Bloomberg
President Joe Biden had a brief, unannounced meeting Tuesday with Turkey’s president, Recep Tayyip Erdogan.
The two men met on the sidelines of the Group of 20 summit in Bali, Indonesia. Turkish media posted pictures of them together on Twitter, but the White House didn’t announce the meeting in advance and US journalists accompanying Biden to the G-20 weren’t allowed to cover it.
Erdogan has periodically frustrated the US and Turkey’s other Nato allies. He has cultivated close ties with Moscow, buying a Russian air defense system over Nato objections. And he has recently blocked the admission of Sweden and Finland to the alliance over concerns about US and European support for Kurdish militants that Ankara regards as terrorists.
Asked for comment, White House spokespeople did not immediately respond. Biden didn’t respond to a question about the Erdogan meeting shouted at him during a subsequent event with Indonesia’s leader, Joko Widodo, and European Commission President Ursula von der Leyen.

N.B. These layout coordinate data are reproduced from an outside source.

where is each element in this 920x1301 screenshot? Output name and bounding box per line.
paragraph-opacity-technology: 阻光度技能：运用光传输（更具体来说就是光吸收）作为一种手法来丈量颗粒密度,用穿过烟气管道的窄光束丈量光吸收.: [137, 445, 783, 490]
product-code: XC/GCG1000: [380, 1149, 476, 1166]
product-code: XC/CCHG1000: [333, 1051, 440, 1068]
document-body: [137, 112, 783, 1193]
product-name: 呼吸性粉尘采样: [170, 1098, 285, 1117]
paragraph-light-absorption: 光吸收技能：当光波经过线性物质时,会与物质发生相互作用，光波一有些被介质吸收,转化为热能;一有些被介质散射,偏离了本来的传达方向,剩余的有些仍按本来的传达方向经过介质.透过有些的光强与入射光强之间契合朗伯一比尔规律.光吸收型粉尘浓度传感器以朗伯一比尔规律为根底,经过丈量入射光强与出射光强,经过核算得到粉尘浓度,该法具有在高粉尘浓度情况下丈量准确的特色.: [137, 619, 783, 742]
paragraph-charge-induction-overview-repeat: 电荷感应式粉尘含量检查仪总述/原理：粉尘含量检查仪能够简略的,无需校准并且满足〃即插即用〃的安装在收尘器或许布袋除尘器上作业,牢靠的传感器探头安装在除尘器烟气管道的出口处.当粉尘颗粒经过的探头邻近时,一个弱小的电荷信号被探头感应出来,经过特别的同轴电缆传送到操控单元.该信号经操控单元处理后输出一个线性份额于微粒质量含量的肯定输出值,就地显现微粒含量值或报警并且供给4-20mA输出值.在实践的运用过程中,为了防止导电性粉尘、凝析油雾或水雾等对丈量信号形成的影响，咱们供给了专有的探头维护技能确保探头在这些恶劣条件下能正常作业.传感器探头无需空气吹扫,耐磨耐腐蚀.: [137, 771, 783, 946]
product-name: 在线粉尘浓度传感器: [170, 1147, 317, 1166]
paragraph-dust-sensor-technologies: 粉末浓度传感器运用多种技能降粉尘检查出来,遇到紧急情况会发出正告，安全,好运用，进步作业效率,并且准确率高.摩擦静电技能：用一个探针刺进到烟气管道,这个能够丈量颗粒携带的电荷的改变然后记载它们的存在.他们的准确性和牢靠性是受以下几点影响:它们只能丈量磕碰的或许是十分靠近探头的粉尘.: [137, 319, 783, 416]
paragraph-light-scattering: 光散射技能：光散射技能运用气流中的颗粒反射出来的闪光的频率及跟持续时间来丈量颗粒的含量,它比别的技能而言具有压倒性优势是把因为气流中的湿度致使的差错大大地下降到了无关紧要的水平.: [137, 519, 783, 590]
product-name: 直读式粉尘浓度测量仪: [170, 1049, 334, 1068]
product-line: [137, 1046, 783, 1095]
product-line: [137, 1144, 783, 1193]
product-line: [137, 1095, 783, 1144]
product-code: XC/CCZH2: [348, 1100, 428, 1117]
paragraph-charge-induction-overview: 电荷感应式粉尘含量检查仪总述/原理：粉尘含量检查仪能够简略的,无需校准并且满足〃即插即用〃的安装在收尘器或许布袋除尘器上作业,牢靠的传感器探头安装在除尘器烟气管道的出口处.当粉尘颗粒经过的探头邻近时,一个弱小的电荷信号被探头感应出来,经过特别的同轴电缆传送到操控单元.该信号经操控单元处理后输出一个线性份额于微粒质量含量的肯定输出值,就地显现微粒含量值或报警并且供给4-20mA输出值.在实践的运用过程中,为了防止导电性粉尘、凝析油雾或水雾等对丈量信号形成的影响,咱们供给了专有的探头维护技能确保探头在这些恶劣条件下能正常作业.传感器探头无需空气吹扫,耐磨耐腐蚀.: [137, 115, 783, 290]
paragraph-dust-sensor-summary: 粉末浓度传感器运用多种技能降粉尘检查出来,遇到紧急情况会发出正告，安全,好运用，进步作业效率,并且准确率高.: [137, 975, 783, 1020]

Turkey’s relationship with the US was further strained after a bombing in Istanbul on Sunday that Erdogan’s government blamed on the Kurdish group PKK. On Monday, Interior Minister Suleyman Soylu said that a message of condolence from the
US over the bombing should be viewed as “the murderer returning to the crime scene.†The US has designated the PKK a terrorist organization.